Le gouvernement du Canada peut charger les FC d’exécuter des opérations à l’étranger dans des pays où les droits de la personne ne sont pas forcément respectés ou dont les valeurs diffèrent sensiblement de celles du Canada. Lors de certaines opérations, l’impartialité et la perception d’impartialité sont indispensables à l’obtention et au maintien de la confiance des parties au conflit ou du pays d’accueil. Cette confiance peut être essentielle à la sécurité des forces ainsi qu’à la réalisation de la mission. C’est particulièrement le cas des opérations de maintien de la paix, vu la nature consensuelle inhérente à celles-ci.

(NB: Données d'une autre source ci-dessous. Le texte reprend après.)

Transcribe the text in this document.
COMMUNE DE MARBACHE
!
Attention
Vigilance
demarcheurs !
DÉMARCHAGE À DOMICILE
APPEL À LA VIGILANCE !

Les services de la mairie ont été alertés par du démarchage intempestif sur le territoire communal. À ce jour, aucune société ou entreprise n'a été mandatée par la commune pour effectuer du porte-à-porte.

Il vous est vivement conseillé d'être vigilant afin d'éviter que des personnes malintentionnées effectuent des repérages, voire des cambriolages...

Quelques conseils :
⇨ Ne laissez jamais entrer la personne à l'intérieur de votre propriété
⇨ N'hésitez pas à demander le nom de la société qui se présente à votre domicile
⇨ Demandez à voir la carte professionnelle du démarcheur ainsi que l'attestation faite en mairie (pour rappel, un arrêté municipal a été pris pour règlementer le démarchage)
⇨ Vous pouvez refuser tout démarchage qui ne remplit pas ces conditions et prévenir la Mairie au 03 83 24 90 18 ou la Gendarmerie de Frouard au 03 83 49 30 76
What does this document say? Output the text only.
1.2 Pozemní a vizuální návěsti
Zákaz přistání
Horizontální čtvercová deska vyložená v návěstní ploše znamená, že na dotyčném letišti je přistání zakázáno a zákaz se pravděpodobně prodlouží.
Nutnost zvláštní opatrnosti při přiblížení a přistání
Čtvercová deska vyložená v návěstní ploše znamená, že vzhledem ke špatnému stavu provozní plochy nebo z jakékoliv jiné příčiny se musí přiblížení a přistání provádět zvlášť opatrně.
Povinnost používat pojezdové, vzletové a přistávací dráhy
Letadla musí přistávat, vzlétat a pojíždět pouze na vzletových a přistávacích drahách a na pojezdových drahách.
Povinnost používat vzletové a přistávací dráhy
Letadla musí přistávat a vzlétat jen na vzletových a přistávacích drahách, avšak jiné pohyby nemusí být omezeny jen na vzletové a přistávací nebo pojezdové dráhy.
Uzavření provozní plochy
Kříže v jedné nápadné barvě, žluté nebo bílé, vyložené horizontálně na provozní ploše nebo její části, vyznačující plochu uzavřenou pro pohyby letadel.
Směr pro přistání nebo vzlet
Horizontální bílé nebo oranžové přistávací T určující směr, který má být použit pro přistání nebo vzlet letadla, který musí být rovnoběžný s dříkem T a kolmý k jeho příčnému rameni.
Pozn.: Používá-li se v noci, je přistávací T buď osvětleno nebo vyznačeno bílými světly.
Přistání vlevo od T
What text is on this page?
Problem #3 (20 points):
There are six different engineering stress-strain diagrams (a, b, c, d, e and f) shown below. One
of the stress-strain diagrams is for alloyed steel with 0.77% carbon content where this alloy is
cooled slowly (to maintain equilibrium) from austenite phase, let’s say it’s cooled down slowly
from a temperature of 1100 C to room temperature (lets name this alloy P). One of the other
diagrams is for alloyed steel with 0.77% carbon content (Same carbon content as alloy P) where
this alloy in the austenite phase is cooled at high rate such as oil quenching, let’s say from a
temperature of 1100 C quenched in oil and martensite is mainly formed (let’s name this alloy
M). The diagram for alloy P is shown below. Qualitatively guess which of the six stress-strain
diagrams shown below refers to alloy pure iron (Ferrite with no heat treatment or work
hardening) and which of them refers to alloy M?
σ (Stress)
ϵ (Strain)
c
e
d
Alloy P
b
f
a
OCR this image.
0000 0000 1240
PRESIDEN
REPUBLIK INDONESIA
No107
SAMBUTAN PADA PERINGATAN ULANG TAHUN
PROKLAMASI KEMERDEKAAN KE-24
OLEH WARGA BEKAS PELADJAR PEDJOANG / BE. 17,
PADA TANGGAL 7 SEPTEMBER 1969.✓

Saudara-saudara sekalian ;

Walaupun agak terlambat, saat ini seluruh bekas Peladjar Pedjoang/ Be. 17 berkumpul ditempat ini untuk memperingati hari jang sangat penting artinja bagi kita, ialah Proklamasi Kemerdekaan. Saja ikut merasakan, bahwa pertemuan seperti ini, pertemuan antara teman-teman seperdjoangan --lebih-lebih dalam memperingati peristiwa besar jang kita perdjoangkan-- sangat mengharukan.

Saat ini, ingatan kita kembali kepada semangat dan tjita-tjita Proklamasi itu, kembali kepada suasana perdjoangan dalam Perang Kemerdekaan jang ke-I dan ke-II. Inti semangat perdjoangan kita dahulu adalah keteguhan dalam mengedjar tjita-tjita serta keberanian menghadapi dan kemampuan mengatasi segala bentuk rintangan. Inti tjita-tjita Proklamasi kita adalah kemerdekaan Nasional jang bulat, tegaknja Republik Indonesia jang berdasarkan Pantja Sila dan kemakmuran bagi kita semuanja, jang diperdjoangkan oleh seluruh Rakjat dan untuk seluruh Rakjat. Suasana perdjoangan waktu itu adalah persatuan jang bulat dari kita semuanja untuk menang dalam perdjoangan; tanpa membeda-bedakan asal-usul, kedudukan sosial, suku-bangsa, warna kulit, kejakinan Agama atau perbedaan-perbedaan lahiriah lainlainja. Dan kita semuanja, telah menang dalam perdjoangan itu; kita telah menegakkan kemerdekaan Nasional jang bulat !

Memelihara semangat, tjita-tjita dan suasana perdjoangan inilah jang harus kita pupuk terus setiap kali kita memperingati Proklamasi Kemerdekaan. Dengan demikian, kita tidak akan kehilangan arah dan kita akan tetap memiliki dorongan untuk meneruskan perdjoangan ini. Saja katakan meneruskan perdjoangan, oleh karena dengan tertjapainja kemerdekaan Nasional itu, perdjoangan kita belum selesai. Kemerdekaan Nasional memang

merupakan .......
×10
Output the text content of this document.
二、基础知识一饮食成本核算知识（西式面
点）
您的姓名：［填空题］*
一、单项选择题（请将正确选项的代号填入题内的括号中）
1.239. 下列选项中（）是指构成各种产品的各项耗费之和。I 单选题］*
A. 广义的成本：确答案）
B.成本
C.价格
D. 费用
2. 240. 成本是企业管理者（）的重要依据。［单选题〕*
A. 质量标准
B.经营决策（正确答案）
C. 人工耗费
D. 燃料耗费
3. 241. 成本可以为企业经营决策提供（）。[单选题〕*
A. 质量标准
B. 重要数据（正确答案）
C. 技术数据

Pour maintenir l’efficacité opérationnelle des FC durant l’exécution des opérations et protéger la sécurité des militaires et du public, il peut s’avérer nécessaire d’imposer des restrictions applicables au service. Ce genre de restrictions peuvent être imposées si l'exercice d'une fonction donnée par un militaire comporte un risque ou est susceptible de comporter un risque réel et démontrable pour l’efficacité opérationnelle des FC ou pour la sécurité du militaire, d’autres militaires ou du public. Ces restrictions respecteront la Charte canadienne des droits et libertés (Charte) et la Loi canadienne sur les droits de la personne (LCDP).
Limitations individuelles
L’imposition de restrictions applicables au service ne tient pas compte des limitations individuelles des militaires liées notamment à leur état de santé, à leurs besoins spéciaux ou à leur situation personnelle.
Principes généraux
Conditions
Il est présumé discriminatoire d’imposer à l’égard d’un militaire une restriction applicable au service en se fondant sur l’un des motifs de distinctions illicites reconnus par la Charte ou de la LCDP. Par conséquent, toute restriction applicable au service doit se fonder exclusivement sur des considérations relatives à ce qui suit :
- l’efficacité opérationnelle;
- la sécurité du militaire visé, d’autres militaires ou du public;
- les droits et libertés du militaire visé.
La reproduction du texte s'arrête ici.